Cheryl’s team expanded as she was able to reach across the QuickBooks team to find help on specific problems. For instance, tracking down engineers that previously worked on components.

JAWS Scripts

  • John Martyn demonstrated his JAWS scripts for QB 2012 at NFB 2012
  • Screen layout dependent
  • Slow and fragile
  • Required significant changes for QB 2013

The scripts were a valiant effort, but were limited by the lack of control information provided by the program. With no solid identification of objects, the scripts had to investigate the page to discover the identity of each element.

Fix The Core

  • Focus on the components
  • Identify their state,class, name, and control ID
  • Start with one page, expand to full product
  • Regression testing critical

QuickBooks is fundamentally a mature product with a large user base.

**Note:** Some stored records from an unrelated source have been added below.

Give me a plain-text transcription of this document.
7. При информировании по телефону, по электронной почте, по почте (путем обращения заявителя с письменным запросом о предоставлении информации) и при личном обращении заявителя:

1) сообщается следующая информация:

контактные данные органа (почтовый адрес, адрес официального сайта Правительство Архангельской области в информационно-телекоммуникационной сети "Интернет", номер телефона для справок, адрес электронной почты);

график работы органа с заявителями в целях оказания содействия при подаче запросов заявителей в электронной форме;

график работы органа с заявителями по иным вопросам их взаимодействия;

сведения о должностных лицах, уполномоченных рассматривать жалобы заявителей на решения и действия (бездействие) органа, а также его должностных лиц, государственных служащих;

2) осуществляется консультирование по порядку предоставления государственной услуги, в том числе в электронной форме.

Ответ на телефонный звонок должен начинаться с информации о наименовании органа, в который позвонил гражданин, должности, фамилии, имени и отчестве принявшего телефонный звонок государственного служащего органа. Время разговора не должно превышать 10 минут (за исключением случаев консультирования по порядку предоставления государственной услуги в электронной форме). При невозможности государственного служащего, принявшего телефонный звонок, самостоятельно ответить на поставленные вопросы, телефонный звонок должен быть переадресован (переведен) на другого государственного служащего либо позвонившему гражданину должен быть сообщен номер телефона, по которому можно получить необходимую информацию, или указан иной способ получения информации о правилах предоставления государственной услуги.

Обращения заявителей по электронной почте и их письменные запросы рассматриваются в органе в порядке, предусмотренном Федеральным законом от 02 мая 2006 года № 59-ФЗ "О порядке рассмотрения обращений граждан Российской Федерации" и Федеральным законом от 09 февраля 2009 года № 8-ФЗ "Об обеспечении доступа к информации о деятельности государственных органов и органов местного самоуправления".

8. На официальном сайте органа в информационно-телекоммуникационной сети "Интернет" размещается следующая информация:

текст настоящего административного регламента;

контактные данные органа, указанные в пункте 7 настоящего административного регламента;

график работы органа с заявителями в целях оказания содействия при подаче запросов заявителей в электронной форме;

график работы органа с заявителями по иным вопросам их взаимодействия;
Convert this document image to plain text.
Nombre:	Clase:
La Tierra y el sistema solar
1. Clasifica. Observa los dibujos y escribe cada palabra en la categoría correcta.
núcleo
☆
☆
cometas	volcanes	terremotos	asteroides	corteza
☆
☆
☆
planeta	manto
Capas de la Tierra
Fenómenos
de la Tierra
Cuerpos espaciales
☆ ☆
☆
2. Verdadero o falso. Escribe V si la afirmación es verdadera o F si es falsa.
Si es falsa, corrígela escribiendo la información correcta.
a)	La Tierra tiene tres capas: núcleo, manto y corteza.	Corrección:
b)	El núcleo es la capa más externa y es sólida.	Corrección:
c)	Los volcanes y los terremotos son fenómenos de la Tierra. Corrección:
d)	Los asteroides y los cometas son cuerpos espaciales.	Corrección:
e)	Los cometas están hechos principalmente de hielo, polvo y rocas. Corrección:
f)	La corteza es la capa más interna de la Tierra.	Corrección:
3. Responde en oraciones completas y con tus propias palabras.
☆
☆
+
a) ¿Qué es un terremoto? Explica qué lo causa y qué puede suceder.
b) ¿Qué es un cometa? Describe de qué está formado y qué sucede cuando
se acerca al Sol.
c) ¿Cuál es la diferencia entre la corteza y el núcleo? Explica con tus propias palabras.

Our first priority was to fix the accessibility issues without introducing new issues. Start small (one screen) allow changes to bubble up across the product.

Automated Testing

  • Automated tests navigate the product.
  • If they can do it, why can’t we?
  • The tests gave us foundation for discovering component information
  • Core fixes improve automated testing

Accessibility projects need to include automated testing, as they go hand in hand. With QB, the automated tests included complicated methods to grab component information. We were able to use this information to make these custom components work for everyone. Working with QA incorporated regression testing to ensure product stability.

User Testing

  • Steven and Sujasree brought extensive screen reader experience
  • Small business and accountants
  • Testing for barriers and inconsistencies
  • Testers helped each other


  • QB 2014 release included basic accessibility
  • JAWS Scripts make product much more usable
  • NVDA and WindowEyes under development
  • Subsequent releases have increased support to 90%
  • Roadmap for QB 2015 and future releases


  • Current users have developed their own workarounds
  • These will be affected with new release
  • Education to use QB 2014 natively
  • Accessible training materials

Real World Training provides official training for QuickBooks, this information is used towards building the accessible documentation

This is an introduction video from Richard Kelly on setting up QuickBooks to work with JAWS.

Interesting Discoveries

  • Custom focus color was blocking JAWS
  • Detect screen reader to remove skins
  • Beta testing platform was not accessible
  • Document shortcut keys for consistency

QuickBooks used a green highlight color. JAWS looks for blue or black and was not able to detect the green focus indication. Better yet, changes were made to use true focus instead of only visual indication Detecting the screen reader via Microsoft’s wm_getobject allowed us to disable the problematic skin and focus on core elements. Beta testers were initially blocked by a third party software that was not accessible.


Published by Ted

Accessibility is more than making sure images have alternate text. I work with engineers, product managers, and designers to understand how accessibility impacts the users, set realistic deadlines, and create the solutions to provide a delightful experience to all users, regardless of their physical, sensory, or cognitive ability.